Get ready to have your mind blown. Research suggests that humans forget ~50% of what they learn within an hour, and ~70% within 24 hours. No wonder our GPAs are no higher than our chug time. This is because of The Forgetting Curve: the rate at which information is forgotten after it’s initially learned, when there is no attempt to retain it.
You never forget your first… or your last
We have a solution. Implementing The Pomodoro Technique into your studying habits will help you remember a whole lot more. The technique suggests to break up your studying in 25-minute chunks, followed by a 5-minute break. This sounds hugely inconvenient and like a ridiculous waste of time, but just wait.
This is the primacy and recency effect in action. It states that you are most likely to remember something at the beginnings and ends of a learning session, while the middle is as useless as UberPool in 2020. So, working in 25-minute chunks adds more of these key learning opportunities to your study sessions thus remembering more.
So, in reality, these breaks save you time. Do your future self a favor, will ya?
This is why cramming sucks
Rushing like JJ Watt the night before an exam won’t do you any good. Cramming usually means foregoing sleep which throws away most of the learning that’s done. Matthew Walker, a prominent intellectual in sleep psychology, found that sleep-deprived students scored 40% worse on an image-recall test than those who had slept normally before viewing the images. 40%… that’s no joke. Cramming also means making less beginning and ends, so you’ll remember way less.
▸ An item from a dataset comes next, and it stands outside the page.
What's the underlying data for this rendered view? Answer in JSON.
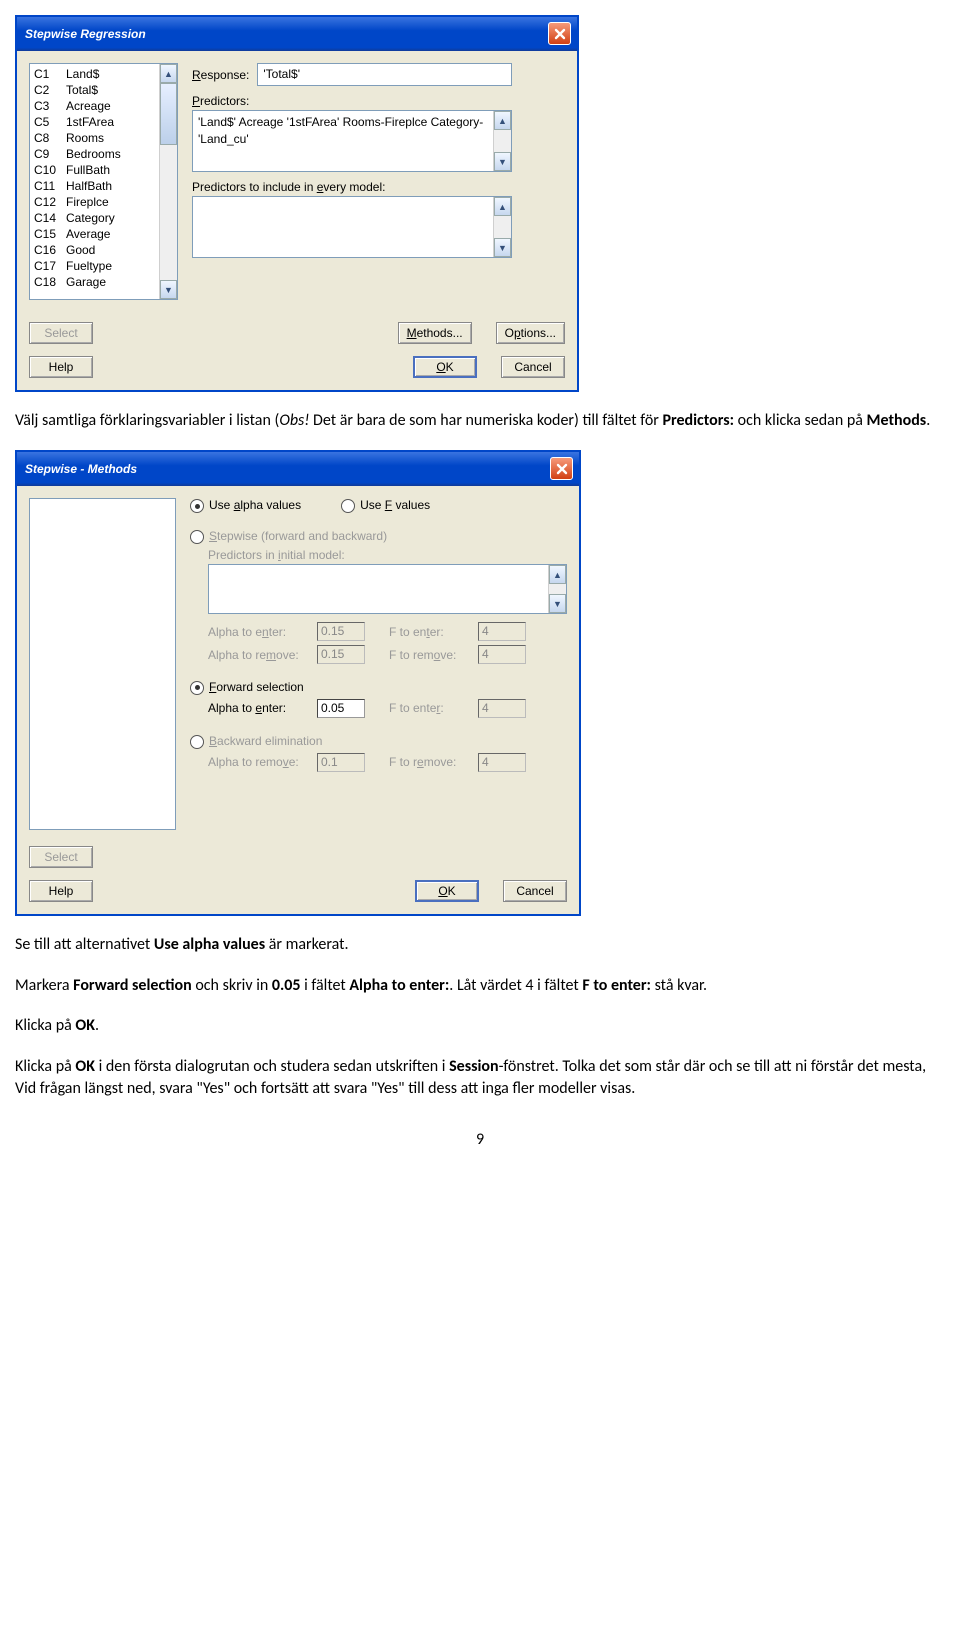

Insight from Limitless by Jim Kwik
Some of Jim Kwik’s habits to learn better:
Remembering requires actively transferring the information you learn into your memory. When you passively re-read your textbook or notes, you cheat yourself into believing you can recall the information you’re reading, when in reality, you simply recognize it. So, instead:
Review the material, then close it and immediately write down what you remember. Then, open the material and fill in the blanks. The sweet spot is around 4x.
Start by reviewing the same material an hour later, then a day later, a week later… The CEO of Synap, the learning platform, explains that by spacing the intervals out, you’re exercising the neural connections each time, leading to greater retention of knowledge. It’s the same reason that you don’t just do 100 bicep curls in one day and then forget about them for a year. Your brain thrives on repetitive stimuli. Cramming would clearly not allow for this type of repetition.
Be very harsh with your note-taking. You’ll most likely retain more by actually listening, than by ferociously taking down notes. Unless you’re one of those note-takers that get paid $200 a class. If you are, proceed.
“If knowledge is power, then learning is our superpower. And our capacity to learn is limitless; we simply need to be shown how to access it.”